La verdad es que ha sido una semana muy tranquila, con un poco de todo, pero principalmente me ha tocado hacer de niñera, cosa que, reconozco, parece que no hago mal del todo… a mi pesar. Y es que no sé por qué motivo, los niños parecen querer acercarse a mí y parecen pasárselo especialmente bien a mi lado, y eso que no soy propensa a hacerle el tipo de carantoñas y “monerías” a las que les someten el resto de personas. Pero también he podido disfrutar de momentos muy especiales, como el día que fuimos a ver “La berrea” -en realidad debería decir que fuimos a escuchar, pues la berrea es la época de celo de los ciervos en la que los machos braman en reclamo de las hembras. Pero obviamente, dado que es una época de bastante “actividad” no sólo se pueden escuchar sino también ver (si tienes suerte) y yo la tuve ya que tuve ocasión de ver decenas de ciervos de todos los tamaños, y no sólo ciervos sino también algún gamo, unos cuantos jabalíes, un par de zorros, una bandada de buitres leonados y hasta un águila real!!!
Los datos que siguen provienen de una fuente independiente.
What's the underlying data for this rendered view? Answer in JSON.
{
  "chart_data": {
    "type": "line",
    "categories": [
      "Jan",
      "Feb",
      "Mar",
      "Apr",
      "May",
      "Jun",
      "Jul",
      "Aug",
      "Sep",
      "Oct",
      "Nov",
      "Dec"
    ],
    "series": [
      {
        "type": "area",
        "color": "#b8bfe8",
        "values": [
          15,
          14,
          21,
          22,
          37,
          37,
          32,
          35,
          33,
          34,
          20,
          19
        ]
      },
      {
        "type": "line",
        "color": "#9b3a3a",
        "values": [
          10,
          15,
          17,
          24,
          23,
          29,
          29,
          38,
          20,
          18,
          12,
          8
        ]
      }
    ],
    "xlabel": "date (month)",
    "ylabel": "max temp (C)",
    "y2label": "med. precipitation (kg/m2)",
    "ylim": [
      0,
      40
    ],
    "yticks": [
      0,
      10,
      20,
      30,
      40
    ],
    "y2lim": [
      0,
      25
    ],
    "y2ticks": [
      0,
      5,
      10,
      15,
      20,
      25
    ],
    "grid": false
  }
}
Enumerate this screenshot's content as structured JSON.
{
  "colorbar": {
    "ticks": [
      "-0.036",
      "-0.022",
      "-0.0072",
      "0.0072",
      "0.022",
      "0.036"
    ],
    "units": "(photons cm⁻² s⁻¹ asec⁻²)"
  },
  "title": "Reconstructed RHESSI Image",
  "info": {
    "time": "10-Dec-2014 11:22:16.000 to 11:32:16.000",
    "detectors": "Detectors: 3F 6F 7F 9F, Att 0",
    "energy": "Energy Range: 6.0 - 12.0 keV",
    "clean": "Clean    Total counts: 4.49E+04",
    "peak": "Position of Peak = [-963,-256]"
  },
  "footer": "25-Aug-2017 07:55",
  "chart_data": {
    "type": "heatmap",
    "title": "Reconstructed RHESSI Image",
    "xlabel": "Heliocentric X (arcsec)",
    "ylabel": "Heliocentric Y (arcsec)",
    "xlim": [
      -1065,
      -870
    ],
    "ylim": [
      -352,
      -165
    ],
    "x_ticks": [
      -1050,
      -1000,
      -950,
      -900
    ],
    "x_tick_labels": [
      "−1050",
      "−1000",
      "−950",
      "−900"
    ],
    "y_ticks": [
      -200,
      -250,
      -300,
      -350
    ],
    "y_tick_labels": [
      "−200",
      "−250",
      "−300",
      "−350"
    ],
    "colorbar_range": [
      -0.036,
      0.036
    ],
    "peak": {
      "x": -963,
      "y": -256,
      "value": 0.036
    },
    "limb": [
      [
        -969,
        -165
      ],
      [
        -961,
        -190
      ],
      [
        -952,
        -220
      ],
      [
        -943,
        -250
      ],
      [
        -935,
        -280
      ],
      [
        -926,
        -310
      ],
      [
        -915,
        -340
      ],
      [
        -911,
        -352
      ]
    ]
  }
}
Por supuesto, en estos días de supuesta tranquilidad, en un pueblo relativamente pequeño donde casi todos se conocen, la presencia de alguien “forastero” – como nos llaman a los que no somos de allí….y eso que llevo toda mi vida yendo – no pasa desapercibida, por lo que me ha tocado relatar y justificar!! mi vida en los últimos tiempos, y dados mis rasgos antisociales, os podéis imaginar lo que me cuesta eso *inspiración profunda en busca de la paciencia que le pueda quedar*

Y ya de vuelta, toca estresarse. Los albañiles están a punto de terminar (parecer ser que hoy es el gran día) y ya toca tomar decisiones vitales…es decir, elegir el papel pintado y los muebles. Por lo pronto, ya he comprado la mesa del comedor y las sillas, y, no es porque las haya elegido yo, pero son maravillosas!!! *superfan* El resto lo tengo medio elegido, aunque aún quedan cosas por determinar, así que esta tarde me toca medir paredes y espacios para poder comprar los muebles – me imagino a mí misma con el lapiz en la oreja, la camisa de leñador y el cinturón de herramientas, metro en mano. La verdad es que hace ilusión eso de poder tomar tú todas las decisiones (para bien o para mal)… aunque tenga que dar explicaciones de todo hasta al portero ¬¬

En fin, ojalá encuentre lo que busco y no tenga que empeñar hasta el alma para conseguirlo!